What can you possibly say in a moment like this? It’s impossible to make sense of, because it doesn’t make sense. It feels like it isn’t fair, because it isn’t. There have been instants in the last few days where I’ve wondered if perhaps I’d managed to break my tear ducts. But no, there, suddenly and randomly, they still work. He was my friend, my roommate, and long ago I thought of him as a mentee or protege. He outgrew that quickly.

I don’t know how to talk about this. But I’ll tell you what I do know.

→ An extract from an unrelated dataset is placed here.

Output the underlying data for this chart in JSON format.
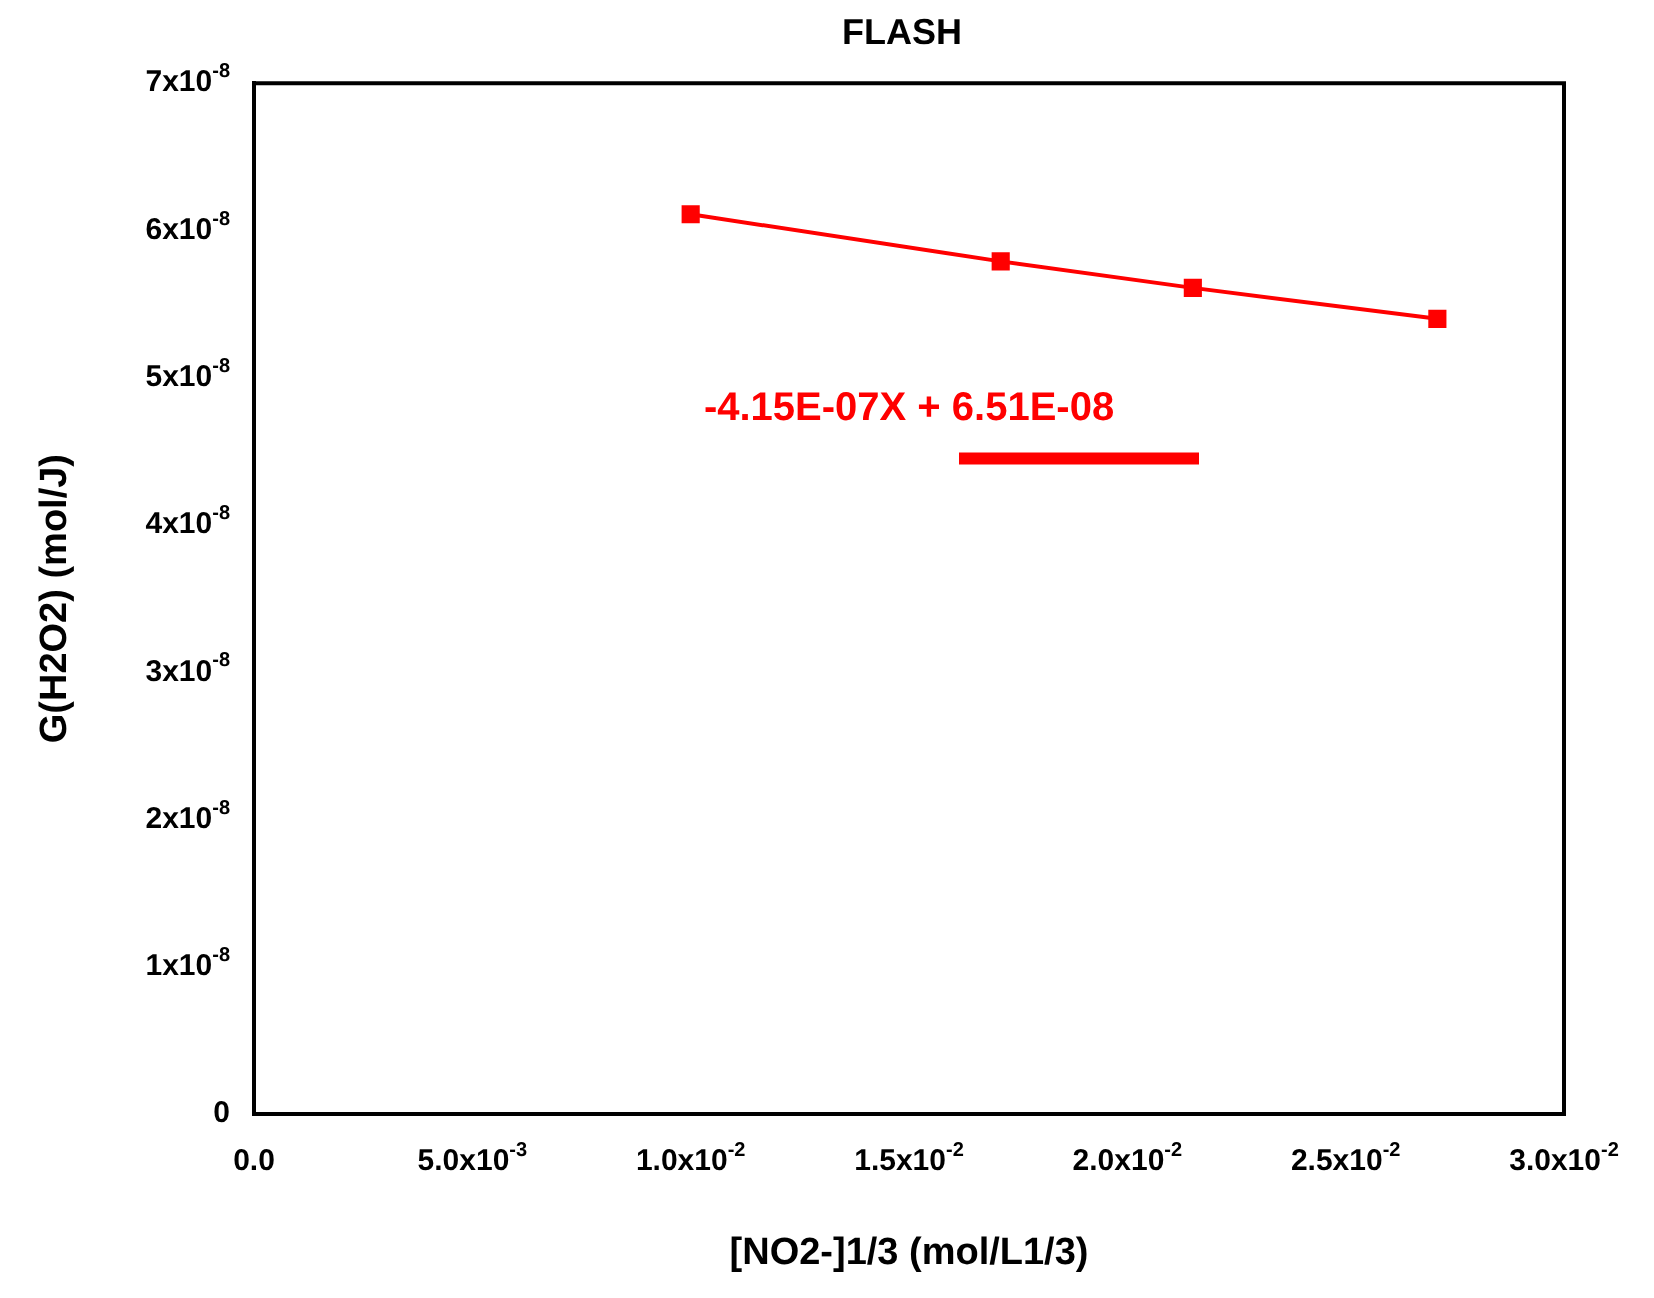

Courtney loved trains more than life itself. Courtney liked to drop a few raspberries in his wine, and he could carve a pineapple like nobody. Courtney would beat you at your favorite board game. Courtney was a builder, with coding languages or LEGO bricks. Courtney was an advocate, with a microphone or a keyboard. Courtney was really insecure about his smile, which I always thought was funny because he’s just objectively a very handsome dude. He would always force this chuckle while posing for a picture, and we would tease him for it endlessly. I can hear it now. Courtney believed Hamilton was a masterpiece. And I won’t be the first or last to tell you, there’s a million things he hadn’t done. That’s a reference.

I was lucky to be there for so many of his biggest smiles. The look on his face when he opened a happy birthday video I was able to coordinate from his favorite BART Board Director, taking Muni to the beach, looking over the Bay from the Fire Trails, experiencing the wonders of Yosemite, graduations, Wine Wednesdays, and so much more. But perhaps my favorite Courtney smile was when I got to document his first ride on BART’s Fleet of the Future trains. Had I ever seen such pure, unadulterated joy? Just euphoric. There’s a recurring them here, did I mention he loved trains?

When I left SF General on Saturday afternoon, I hopped on a bike and did a lap by Dolores Park, where he’d spent Friday evening, before zipping up to the BART Station to head back to Berkeley. Bikes & transit, as he would have wanted. And when I got to the station, there was a shiny new BART train waiting for me. As if summoned by Courtney himself.

In Courtney’s name, fight for public transit, for bike lanes, for civic tech, for public schools, for queer equality, for the future he dreamed of but won’t get to see. But more than anything, fight the scourge of gun violence in this country. Because he would have done it all if his life hadn’t been cut short. You could have done so much more, if you only had time. That’s another Hamilton reference. He would have appreciated it.

I’m moving soon, and have been slowly packing up my apartment. This has been hanging in the hall since we lived here together. It might have ended up in a box at my next place, but I think I’ll want to keep him watching over me.

I wish we could all say goodbye. I miss you, Brousseau Sprouts. And no, I won’t stop calling you that. We’ll tell your story.